Writing about that made me wonder: What are actual Madison leftists thinking these days about Barack Obama and the 2008 election? I asked a few dozen locals. Some of their responses were surprising, some predictable, and many were holding their tongue. Here's what I found out...
Tenant rights advocate and Madison Alder Brenda Konkel told me:
I'm voting for the African American candidate. I'm voting for the woman candidate. I'm voting for Cynthia McKinney! In fact, I'm a delegate for her for the Green National Convention in Chicago next month. I'd like to see some dramatic change in American politics, not just a different variation on the same theme, and I strongly believe that 3rd party politics is the only way we're going to get there. Though, I have to say, it pains me not to vote for someone I consider a friend, Matt Gonzalez who is running with Ralph Nader. I might consider supporting Ralph again, but only if he were helping to build the party.
Gearing up for this year's Fighting Bob Fest, Ed Garvey took a moment to share that he thinks:
Obama gives us a 'Mandela moment.' Exciting. He can win.
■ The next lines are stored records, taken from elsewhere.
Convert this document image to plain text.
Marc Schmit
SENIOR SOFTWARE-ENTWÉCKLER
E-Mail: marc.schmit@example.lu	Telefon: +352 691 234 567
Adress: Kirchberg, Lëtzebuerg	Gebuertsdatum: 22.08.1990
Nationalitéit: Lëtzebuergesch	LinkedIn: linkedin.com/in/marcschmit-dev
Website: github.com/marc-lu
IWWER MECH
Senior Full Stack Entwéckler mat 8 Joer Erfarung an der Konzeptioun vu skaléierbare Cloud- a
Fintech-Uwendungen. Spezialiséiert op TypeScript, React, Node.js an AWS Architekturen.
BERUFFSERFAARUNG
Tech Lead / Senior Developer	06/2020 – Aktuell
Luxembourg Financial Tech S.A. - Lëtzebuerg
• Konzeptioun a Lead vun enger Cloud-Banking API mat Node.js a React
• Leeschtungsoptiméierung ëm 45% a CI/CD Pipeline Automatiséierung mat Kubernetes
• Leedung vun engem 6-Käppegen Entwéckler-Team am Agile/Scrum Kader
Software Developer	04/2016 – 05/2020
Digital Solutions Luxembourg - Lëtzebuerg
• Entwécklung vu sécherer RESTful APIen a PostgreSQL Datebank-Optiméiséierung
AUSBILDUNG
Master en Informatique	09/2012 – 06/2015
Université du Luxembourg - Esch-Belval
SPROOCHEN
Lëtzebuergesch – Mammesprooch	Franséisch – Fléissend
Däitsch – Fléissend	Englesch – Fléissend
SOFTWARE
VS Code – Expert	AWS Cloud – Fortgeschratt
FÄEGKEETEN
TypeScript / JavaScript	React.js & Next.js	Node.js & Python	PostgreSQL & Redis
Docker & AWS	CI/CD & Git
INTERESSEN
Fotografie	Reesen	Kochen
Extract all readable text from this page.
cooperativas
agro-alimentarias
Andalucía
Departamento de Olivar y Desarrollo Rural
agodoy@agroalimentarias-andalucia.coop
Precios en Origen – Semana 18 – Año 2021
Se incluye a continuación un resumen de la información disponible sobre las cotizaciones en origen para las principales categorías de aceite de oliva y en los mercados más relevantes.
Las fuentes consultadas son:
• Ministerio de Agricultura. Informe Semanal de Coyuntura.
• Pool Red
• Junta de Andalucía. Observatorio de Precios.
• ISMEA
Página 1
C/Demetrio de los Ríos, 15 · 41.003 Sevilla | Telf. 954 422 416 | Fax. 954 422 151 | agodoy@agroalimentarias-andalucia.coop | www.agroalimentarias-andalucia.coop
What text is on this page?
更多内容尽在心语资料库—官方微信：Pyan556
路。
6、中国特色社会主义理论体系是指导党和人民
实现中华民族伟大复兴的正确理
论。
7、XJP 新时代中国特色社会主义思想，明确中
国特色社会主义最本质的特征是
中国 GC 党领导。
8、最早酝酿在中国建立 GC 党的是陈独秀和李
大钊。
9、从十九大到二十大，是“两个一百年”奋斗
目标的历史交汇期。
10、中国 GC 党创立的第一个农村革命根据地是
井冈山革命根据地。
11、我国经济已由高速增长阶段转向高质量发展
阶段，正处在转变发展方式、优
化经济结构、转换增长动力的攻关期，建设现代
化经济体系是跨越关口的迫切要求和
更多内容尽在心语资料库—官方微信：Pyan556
Exciting.
Poverty lawyer and community activist Vicky Selkowe agreed:
I'm thinking that, for the first time in the 16 years I've been of voting age, we have a Democratic presidential nominee that I not only don't have to hold my nose to vote for, but who I feel tremendously excited and enthusiastic about. For the last 12 of these voting years, I have voted third party in the primaries, and either held my nose and voted for a Dem candidate that I was summarily unimpressed with and uninspired by, or defiantly voted third party in the general election, disgusted and uninspired by the Democratic nominee. Not this year. Not since I was a high school senior, volunteering on Bill Clinton's first campaign, have I been so excited about a Democratic candidate.
And yes, I'll be the first to acknowledge that Obama is not the 'perfect' progressive candidate. But he will get us out of the war in Iraq, he will stand up for our nation's most vulnerable families, and he will bring a rare understanding of community organizing and civil rights to the White House, along with his feisty, smart, even-more-progressive wife, Michelle. Barack in '08, Michelle in 2016?
Speaking of Bill Clinton, Steve Burns of the
The Social Security issue especially has me worried. I'm convinced that if a Democrat wins, our economic and opinion elites are suddenly going to "discover" the budget deficit that they've ignored for eight years of Bush, and start calling for "entitlement reform." Obama has already bought into the right-wing frame that we're facing a "crisis" in Social Security and Medicare, making him the perfect Democrat to do to for these programs what Clinton did for AFDC. The brilliant yet understated Burns, by the way, has appeared on "The O'Reilly Factor," leaving poor Tony Snow in the dust.
Local Green Party co-chair Larry Dooley confidently laid out the Green Party line:
Greens and our sympathizers are right to be excited about the campaign of U.S. Rep. Cynthia McKinney, our likely nominee. She has a national profile, a distinguished legislative career and a sincere commitment to communities of color that goes beyond pandering and platitudes. Her renunciation of the Democratic Party can be an example to those who have worked in vain to salvage any kind of progressive agenda from that corrupt party. McKinney for President '08!